Where Do Flow Semantics Reside? A Protocol-Native Tabular Pretraining Paradigm for Encrypted Traffic Classification

Self-supervised masked modeling shows promise for encrypted traffic classification by masking and reconstructing raw bytes. Yet recent work reveals these methods fail to reduce reliance on labeled data despite costly pretraining: under frozen encoder evaluation, accuracy drops from greater than 0.9 to less than 0.47. We argue the root cause is inductive bias mismatch: flattening traffic into byte sequences destroys protocol-defined semantics. We identify three specific issues: 1) field unpredictability, random fields like ip.id are unlearnable yet treated as reconstruction targets; 2) embedding confusion, semantically distinct fields collapse into a unified embedding space; 3) metadata loss, capture-time metadata essential for temporal analysis is discarded.

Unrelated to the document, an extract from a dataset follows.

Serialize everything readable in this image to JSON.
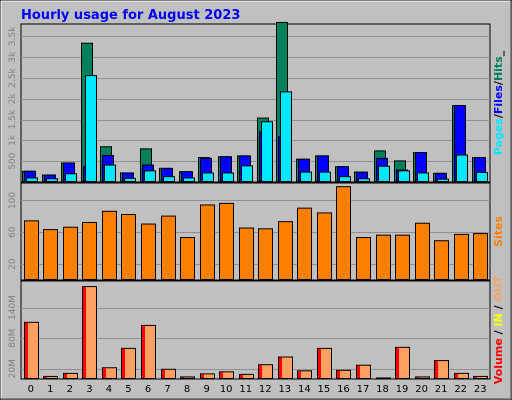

To address this, we propose a protocol-native paradigm that treats protocol-defined field semantics as architectural priors, reformulating the task to align with the data's intrinsic tabular modality rather than incrementally adapting sequence-based architectures. Instantiating this paradigm, we introduce FlowSem-MAE, a tabular masked autoencoder built on Flow Semantic Units (FSUs). It features predictability-guided filtering that focuses on learnable FSUs, FSU-specific embeddings to preserve field boundaries, and dual-axis attention to capture intra-packet and temporal patterns. FlowSem-MAE significantly outperforms state-of-the-art across datasets. With only half labeled data, it outperforms most existing methods trained on full data.

翻译：自监督掩码建模通过对原始字节进行掩码和重建，在加密流量分类任务中展现出应用前景。然而近期研究表明，尽管进行了代价高昂的预训练，这些方法仍未能减少对标注数据的依赖：在冻结编码器评估场景下，准确率从大于0.9骤降至不足0.47。我们认为根本原因在于归纳偏置不匹配：将流量扁平化为字节序列会破坏协议定义的语义结构。我们识别出三个具体问题：1）字段不可预测性，如ip.id等随机字段虽不可学习却被当作重建目标；2）嵌入混淆，语义不同的字段被压缩至统一嵌入空间；3）元数据丢失，对时序分析至关重要的捕获时元数据被丢弃。为解决这些问题，我们提出一种协议原生范式，将协议定义的字段语义作为架构先验，将任务重新定义为与数据固有的表格模态对齐，而非渐进式调整基于序列的架构。基于该范式，我们提出FlowSem-MAE——一种构建于流语义单元（FSU）之上的表格掩码自编码器。该模型具有三个核心特征：可预测性引导过滤机制聚焦可学习FSU、FSU专用嵌入保留字段边界、双轴注意力捕捉包内与时序模式。FlowSem-MAE在多个数据集上显著优于现有最优方法。仅使用半数标注数据，其性能即可超越多数基于完整数据训练的现有方法。